We all know that we should be budgeting, but how many of us actually do? According to studies, only one in three Americans. For many, creating a budget can seem overwhelming. With pop-up expenses and numerous categories to break down, it can seem almost impossible to nail down a consistent plan to stay within your means.
It’s common to think that bringing home more income will solve all of your money problems. However, without a budget, those larger paychecks may still fall short each month. The path to financial wellness begins with changing your habits.
Check out these tips below to kick-start your way to a budget you can actually keep!
Track Your Spending
For those who have trouble seeing the big picture, and how all of those small purchases add up, there are several websites and apps that are great for breaking down your spending habits. A lot of these programs will provide up-to-date snapshots of how your income is being distributed.
Do you have a coffee habit that can be easily cut? Are there any stores that you frequent too often? Identifying your problem areas here will give you a clear idea of which habits need changing.
Remember the Golden Rule
The 50/30/20 rule is a simple way to allocate your monthly income. This guideline is perfect for those beginning to learn how to manage their money. Start by dividing your money into three categories: your needs, your wants, and your savings.
50% of your Income – Needs
Your essential expenses are those you would have to pay regardless of your situation or your future plans.

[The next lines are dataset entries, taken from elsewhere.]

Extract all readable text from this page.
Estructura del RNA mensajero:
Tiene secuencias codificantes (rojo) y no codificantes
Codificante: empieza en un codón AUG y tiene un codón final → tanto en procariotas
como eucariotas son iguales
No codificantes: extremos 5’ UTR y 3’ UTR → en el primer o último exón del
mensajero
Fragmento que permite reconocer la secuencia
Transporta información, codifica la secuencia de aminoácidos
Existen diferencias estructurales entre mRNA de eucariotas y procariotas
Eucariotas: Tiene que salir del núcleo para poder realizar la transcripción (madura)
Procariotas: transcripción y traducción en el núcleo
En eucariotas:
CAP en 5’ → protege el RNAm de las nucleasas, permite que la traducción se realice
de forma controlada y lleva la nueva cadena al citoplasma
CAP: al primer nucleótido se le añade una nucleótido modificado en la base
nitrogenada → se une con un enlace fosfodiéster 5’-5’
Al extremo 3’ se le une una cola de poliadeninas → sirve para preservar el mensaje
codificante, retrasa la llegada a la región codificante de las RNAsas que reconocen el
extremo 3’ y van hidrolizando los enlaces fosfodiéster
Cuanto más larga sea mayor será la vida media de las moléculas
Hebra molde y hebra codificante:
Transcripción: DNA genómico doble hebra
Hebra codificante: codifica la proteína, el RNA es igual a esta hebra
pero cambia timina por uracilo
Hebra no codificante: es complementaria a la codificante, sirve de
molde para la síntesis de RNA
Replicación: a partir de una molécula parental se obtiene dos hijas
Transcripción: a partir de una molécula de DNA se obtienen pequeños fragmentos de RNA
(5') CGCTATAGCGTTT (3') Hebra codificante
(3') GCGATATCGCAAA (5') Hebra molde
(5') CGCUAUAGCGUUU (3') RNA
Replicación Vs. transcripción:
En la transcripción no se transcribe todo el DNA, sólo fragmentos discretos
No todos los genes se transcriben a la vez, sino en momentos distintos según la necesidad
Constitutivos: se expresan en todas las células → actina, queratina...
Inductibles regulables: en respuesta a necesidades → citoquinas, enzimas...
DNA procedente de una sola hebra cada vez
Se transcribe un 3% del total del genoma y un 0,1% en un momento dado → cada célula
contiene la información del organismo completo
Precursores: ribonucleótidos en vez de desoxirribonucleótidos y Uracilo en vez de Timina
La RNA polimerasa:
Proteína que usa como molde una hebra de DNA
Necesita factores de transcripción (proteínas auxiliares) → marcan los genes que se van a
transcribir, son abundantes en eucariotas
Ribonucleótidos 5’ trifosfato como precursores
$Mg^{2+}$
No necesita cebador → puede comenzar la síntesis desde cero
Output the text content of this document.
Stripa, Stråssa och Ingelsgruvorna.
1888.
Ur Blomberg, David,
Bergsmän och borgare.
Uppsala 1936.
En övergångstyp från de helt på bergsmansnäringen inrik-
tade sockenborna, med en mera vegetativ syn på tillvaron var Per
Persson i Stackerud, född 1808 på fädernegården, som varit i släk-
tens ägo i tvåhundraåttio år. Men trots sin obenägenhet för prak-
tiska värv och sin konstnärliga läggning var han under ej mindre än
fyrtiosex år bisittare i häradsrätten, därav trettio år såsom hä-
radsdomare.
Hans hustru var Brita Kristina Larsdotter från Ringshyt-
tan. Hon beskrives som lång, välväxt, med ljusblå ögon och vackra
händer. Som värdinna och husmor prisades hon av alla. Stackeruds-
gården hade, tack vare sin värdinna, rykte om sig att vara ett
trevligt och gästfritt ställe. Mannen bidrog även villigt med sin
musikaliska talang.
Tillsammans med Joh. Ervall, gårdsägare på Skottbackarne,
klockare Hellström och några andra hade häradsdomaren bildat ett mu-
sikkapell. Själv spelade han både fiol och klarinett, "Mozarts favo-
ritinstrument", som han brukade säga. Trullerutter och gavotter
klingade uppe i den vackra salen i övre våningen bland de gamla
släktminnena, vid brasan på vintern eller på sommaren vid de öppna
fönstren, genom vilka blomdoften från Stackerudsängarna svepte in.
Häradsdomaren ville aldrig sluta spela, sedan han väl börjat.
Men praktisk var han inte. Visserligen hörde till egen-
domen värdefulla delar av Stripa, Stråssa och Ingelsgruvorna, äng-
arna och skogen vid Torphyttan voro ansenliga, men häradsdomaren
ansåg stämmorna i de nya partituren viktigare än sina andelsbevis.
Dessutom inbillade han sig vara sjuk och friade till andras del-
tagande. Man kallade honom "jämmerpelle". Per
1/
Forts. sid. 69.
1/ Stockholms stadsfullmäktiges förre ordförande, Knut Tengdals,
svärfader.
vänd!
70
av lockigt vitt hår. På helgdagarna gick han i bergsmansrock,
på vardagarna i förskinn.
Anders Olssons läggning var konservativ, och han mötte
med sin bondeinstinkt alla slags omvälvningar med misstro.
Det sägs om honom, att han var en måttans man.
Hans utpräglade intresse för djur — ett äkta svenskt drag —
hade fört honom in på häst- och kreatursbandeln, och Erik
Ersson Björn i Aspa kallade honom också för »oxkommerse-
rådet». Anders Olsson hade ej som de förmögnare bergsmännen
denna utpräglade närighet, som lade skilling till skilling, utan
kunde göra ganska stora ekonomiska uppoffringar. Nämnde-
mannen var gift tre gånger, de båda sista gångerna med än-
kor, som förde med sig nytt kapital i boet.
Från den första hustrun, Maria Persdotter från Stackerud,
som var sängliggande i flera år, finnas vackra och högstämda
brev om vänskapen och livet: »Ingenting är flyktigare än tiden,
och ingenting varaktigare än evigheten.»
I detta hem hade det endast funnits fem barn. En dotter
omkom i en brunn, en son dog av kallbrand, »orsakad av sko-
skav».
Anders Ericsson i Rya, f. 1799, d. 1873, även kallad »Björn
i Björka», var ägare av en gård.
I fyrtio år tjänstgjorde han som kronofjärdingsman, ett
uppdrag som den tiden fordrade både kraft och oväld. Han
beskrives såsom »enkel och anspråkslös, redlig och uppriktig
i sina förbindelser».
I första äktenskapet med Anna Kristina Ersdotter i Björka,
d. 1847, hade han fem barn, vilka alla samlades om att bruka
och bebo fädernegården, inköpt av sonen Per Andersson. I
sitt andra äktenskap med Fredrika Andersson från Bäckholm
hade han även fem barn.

These are nearly the same for everyone and include housing, food, transportation and utility bills.
30% of Your Income – Wants
This is the category is your monthly allowance and can make or break your budget. Lifestyle expenses such as your cell phone plan, cable bill or morning coffee stops are expenses that can allow you some wiggle room.
If these add up to be more than 30% of your monthly income, you may need to consider readjusting.

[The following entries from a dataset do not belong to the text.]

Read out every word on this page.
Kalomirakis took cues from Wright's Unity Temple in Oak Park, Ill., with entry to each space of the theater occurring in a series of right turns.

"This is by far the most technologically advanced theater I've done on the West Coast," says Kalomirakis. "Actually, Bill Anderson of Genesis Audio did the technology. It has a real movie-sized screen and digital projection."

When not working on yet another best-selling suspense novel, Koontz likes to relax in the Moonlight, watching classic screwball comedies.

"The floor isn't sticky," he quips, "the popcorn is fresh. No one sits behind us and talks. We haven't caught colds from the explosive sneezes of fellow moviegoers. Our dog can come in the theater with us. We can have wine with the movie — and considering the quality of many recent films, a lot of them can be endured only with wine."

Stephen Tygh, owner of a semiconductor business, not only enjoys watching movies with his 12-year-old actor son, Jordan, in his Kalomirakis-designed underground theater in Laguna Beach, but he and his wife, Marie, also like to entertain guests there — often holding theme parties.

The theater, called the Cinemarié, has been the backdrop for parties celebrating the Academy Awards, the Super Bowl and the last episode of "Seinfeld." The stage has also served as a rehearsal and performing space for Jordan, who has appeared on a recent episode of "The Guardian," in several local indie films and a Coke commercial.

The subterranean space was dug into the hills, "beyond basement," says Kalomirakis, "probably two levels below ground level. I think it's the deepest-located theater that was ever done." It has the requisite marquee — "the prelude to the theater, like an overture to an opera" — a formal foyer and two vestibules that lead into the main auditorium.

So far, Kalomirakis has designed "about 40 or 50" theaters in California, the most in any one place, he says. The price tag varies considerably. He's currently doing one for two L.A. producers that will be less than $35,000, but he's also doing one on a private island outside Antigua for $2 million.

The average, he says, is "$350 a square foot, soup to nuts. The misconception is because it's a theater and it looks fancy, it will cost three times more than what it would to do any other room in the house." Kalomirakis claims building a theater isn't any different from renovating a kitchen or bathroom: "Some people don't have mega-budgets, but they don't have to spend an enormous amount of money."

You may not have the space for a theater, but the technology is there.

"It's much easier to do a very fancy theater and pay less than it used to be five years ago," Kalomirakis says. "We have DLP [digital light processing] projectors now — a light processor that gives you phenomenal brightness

20% of Your Income – Savings
Last, but certainly not least, the rest of your income should be put towards a savings plan, lowering your debt or an emergency fund. You will want to budget for this after you pay your essentials but before you think about your personal spending.
Pay Yourself First
If you don’t have an emergency fund or a savings account, you’re not alone- neither do 34% of American adults.
It’s important to put money towards “getting ahead.” You’ll pay off debt quicker and make a significant step towards a stress-free future by devoting as much as you can to yourself. That being said, sometimes life gets in the way. Don’t be discouraged if there are months where you can only put a few bucks in- something is always better than nothing.
Trust us, even with a few dollars here and there, you will watch this account grow faster than you think! Remember that building a solid financial future is a marathon, not a sprint.
Try Your Best and Be Honest
Don’t beat yourself up when you go over budget. Analyze what went wrong and make an effort to fix it. There’s always next month!
In order for your budget to truly work for you, you will have to be completely honest with when it comes to your money. Underestimating or guessing at expenses will not work and you will only be cheating yourself.
Anyone can benefit from a budgeting system that works for them and establishing good spending habits will last a lifetime. Try not to think of budgeting as restricting your spending, but rather spending purposefully and allowing your money to work for you.